April 8, 2024
April 8, 2024

Why group litigation is a powerful tool in ensuring women’s voices are heard

Devika Jayan
Devika Jayan

Working as a paralegal in Pogust Goodhead’s Medical Products Liability team, I speak with our clients almost every day. Listening to those we represent describing their lives with a failed medical product can be harrowing, but helping them access justice is a remarkable feeling.

I joined the team at Pogust Goodhead while doing my master’s degree in medical law. I have worked on the Transvaginal Mesh (TVM) litigation for the last 2 years.

What is the TVM litigation?

At Pogust Goodhead, we represent nearly 90 women implanted with polypropylene mesh to treat either urinary incontinence or pelvic prolapse.

While the condition is not the easiest to navigate around, the women who underwent this procedure with the hope of getting better, have found themselves in a worse state.
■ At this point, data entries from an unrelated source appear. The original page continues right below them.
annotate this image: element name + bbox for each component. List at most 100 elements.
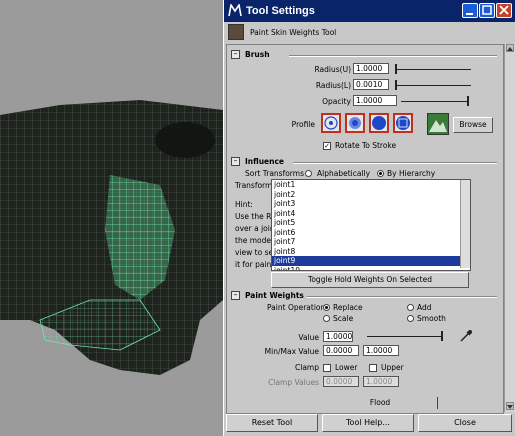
flood-button[interactable]: Flood: [323, 397, 437, 409]
window-title: Tool Settings: [246, 5, 315, 17]
panel-scrollbar[interactable]: [504, 44, 515, 412]
slider-handle[interactable]: [395, 80, 397, 90]
close-button[interactable]: Close: [418, 414, 512, 432]
square-brush-button[interactable]: [393, 113, 413, 133]
sort-transforms-label: Sort Transforms: [245, 169, 304, 178]
list-item[interactable]: joint4: [272, 209, 470, 219]
slider-handle[interactable]: [395, 64, 397, 74]
min-max-label: Min/Max Value: [264, 347, 319, 356]
image-brush-button[interactable]: [427, 113, 449, 135]
opacity-slider[interactable]: [401, 96, 469, 106]
scale-radio[interactable]: [323, 315, 330, 322]
clamp-max-field: 1.0000: [363, 376, 399, 387]
reset-tool-button[interactable]: Reset Tool: [226, 414, 318, 432]
smooth-radio[interactable]: [407, 315, 414, 322]
list-item[interactable]: joint8: [272, 247, 470, 257]
opacity-field[interactable]: 1.0000: [353, 95, 397, 106]
color-picker-icon[interactable]: [459, 329, 473, 343]
solid-brush-icon: [372, 116, 386, 130]
list-item[interactable]: joint5: [272, 218, 470, 228]
radius-upper-label: Radius(U): [314, 65, 352, 74]
divider: [289, 55, 497, 57]
divider: [307, 296, 497, 298]
solid-brush-button[interactable]: [369, 113, 389, 133]
sort-alphabetically-radio[interactable]: [305, 170, 312, 177]
sort-alphabetically-label: Alphabetically: [317, 169, 371, 178]
clamp-label: Clamp: [295, 363, 319, 372]
radius-lower-label: Radius(L): [315, 81, 351, 90]
value-field[interactable]: 1.0000: [323, 331, 353, 342]
clamp-values-label: Clamp Values: [268, 378, 319, 387]
collapse-icon[interactable]: –: [231, 291, 240, 300]
minimize-button[interactable]: [462, 3, 478, 18]
add-radio[interactable]: [407, 304, 414, 311]
sort-by-hierarchy-radio[interactable]: [377, 170, 384, 177]
image-brush-icon: [429, 120, 447, 132]
rotate-to-stroke-checkbox[interactable]: ✓: [323, 142, 331, 150]
min-value-field[interactable]: 0.0000: [323, 345, 359, 356]
hint-line: Hint:: [235, 200, 253, 209]
brush-section-header[interactable]: – Brush: [229, 50, 501, 60]
slider-handle[interactable]: [467, 96, 469, 106]
minimize-icon: [466, 13, 473, 15]
clamp-upper-label: Upper: [381, 363, 404, 372]
soft-brush-icon: [349, 117, 361, 129]
list-item-selected[interactable]: joint9: [272, 256, 470, 266]
smooth-label: Smooth: [417, 314, 446, 323]
radius-upper-slider[interactable]: [395, 64, 471, 74]
radius-lower-slider[interactable]: [395, 80, 471, 90]
transform-label: Transform: [235, 181, 273, 190]
list-item[interactable]: joint2: [272, 190, 470, 200]
settings-panel: – Brush Radius(U) 1.0000 Radius(L) 0.001…: [226, 44, 504, 414]
paint-skin-weights-icon: [228, 24, 244, 40]
browse-button[interactable]: Browse: [453, 117, 493, 133]
maximize-button[interactable]: [479, 3, 495, 18]
clamp-lower-checkbox[interactable]: [323, 364, 331, 372]
max-value-field[interactable]: 1.0000: [363, 345, 399, 356]
close-window-button[interactable]: [496, 3, 512, 18]
list-item[interactable]: joint7: [272, 237, 470, 247]
rotate-to-stroke-label: Rotate To Stroke: [335, 141, 397, 150]
divider: [437, 397, 438, 409]
clamp-upper-checkbox[interactable]: [369, 364, 377, 372]
transform-list[interactable]: joint1 joint2 joint3 joint4 joint5 joint…: [271, 179, 471, 271]
modeling-viewport[interactable]: [0, 0, 223, 436]
maximize-icon: [482, 5, 492, 15]
toggle-hold-weights-button[interactable]: Toggle Hold Weights On Selected: [271, 272, 469, 288]
collapse-icon[interactable]: –: [231, 50, 240, 59]
value-slider[interactable]: [367, 331, 443, 341]
wireframe-mesh: [0, 100, 223, 375]
scroll-up-arrow[interactable]: [506, 44, 514, 52]
chevron-down-icon: [507, 405, 513, 409]
list-item[interactable]: joint10: [272, 266, 470, 271]
value-label: Value: [298, 333, 319, 342]
collapse-icon[interactable]: –: [231, 157, 240, 166]
title-bar: Tool Settings: [224, 0, 515, 22]
scroll-down-arrow[interactable]: [506, 402, 514, 410]
soft-brush-button[interactable]: [345, 113, 365, 133]
radius-lower-field[interactable]: 0.0010: [353, 79, 389, 90]
add-label: Add: [417, 303, 432, 312]
scale-label: Scale: [333, 314, 354, 323]
paint-weights-section-header[interactable]: – Paint Weights: [229, 291, 501, 301]
section-title: Influence: [245, 157, 284, 166]
radius-upper-field[interactable]: 1.0000: [353, 63, 389, 74]
sort-by-hierarchy-label: By Hierarchy: [387, 169, 436, 178]
clamp-min-field: 0.0000: [323, 376, 359, 387]
profile-label: Profile: [291, 120, 315, 129]
list-item[interactable]: joint3: [272, 199, 470, 209]
gaussian-brush-button[interactable]: [321, 113, 341, 133]
opacity-label: Opacity: [322, 97, 351, 106]
list-item[interactable]: joint6: [272, 228, 470, 238]
replace-radio[interactable]: [323, 304, 330, 311]
divider: [293, 162, 497, 164]
square-brush-icon: [396, 116, 410, 130]
replace-label: Replace: [333, 303, 363, 312]
slider-handle[interactable]: [441, 331, 443, 341]
list-item[interactable]: joint1: [272, 180, 470, 190]
tool-help-button[interactable]: Tool Help...: [322, 414, 414, 432]
tool-settings-window: Tool Settings Paint Skin Weights Tool – …: [223, 0, 515, 436]
influence-section-header[interactable]: – Influence: [229, 157, 501, 167]
list-scrollbar[interactable]: [460, 180, 470, 268]
gaussian-brush-icon: [324, 116, 338, 130]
They now suffer from a range of symptoms such as:

  • recurring incontinence
  • mobility issues
  • sexual dysfunction
  • chronic body pain.

The impact of failed medical products

When conducting calls to obtain further information, I note that some of these women have been subjected to a permanent procedure without their consent.

Others tearfully explain how their complaints since then have not been listened to. The experiences shared by these women with me, and the rest of the team vary. However, we find common ground in their nature of helplessness, struggle to be heard and the looming cloud of loneliness.

One client told me: “I am no longer able to have intercourse and my partner left me because of this. When I tried to have sex, it felt like broken glass,”

Another said: “I was advised that the surgery was keyhole and that was the only reason I consented to it. It was not until the day of the surgery that I realised that it went up my vagina. Since then, I have gone back and forth to the GP and the hospital, but no one knew what was wrong.”

Part of my role at Pogust Goodhead is ensuring these women feel listened to. They do not have many avenues to express their innermost worries or thoughts. As I listen to their stories, I carefully gauge the extent of their potential loss and damages.

Advocating for justice can be jarring. I can confidently help clients to the point that their suffering is quantifiable and backed by bills and evidence, but it can be hard to forget how upset my client was as she whispered to me how people would think she was crazy if she explained how she felt every day.

The power of group litigation

I encountered similar stories while working on Essure litigation. Essure was a permanent contraceptive device manufactured by Bayer – that is also the subject of lawsuits by Pogust Goodhead due to the impact it has had on women.

Suppose it were not for the availability of group litigation. In that case, I cannot fathom how some of our clients, who are likely to be financially struggling since surgery and battling with mental health issues, could otherwise fight for justice.

Group litigation is a true demonstration of “strength in unity” and can empower these women to draw attention to their plight in a way that cannot be ignored. It gets them a place on the table with the big sharks of the industry.

It is well noted that women face prejudices when explaining their pain and daily struggles, even to doctors. This is coupled with the underrepresentation of women in clinical trials and the lack of emphasis on women’s health during medical training.

When the problem is not so easily deconstructed, group litigation can at least help draw attention to these women’s experiences. It can give a voice to their harrowing stories and help acknowledge the wider injustices that have upended their lives.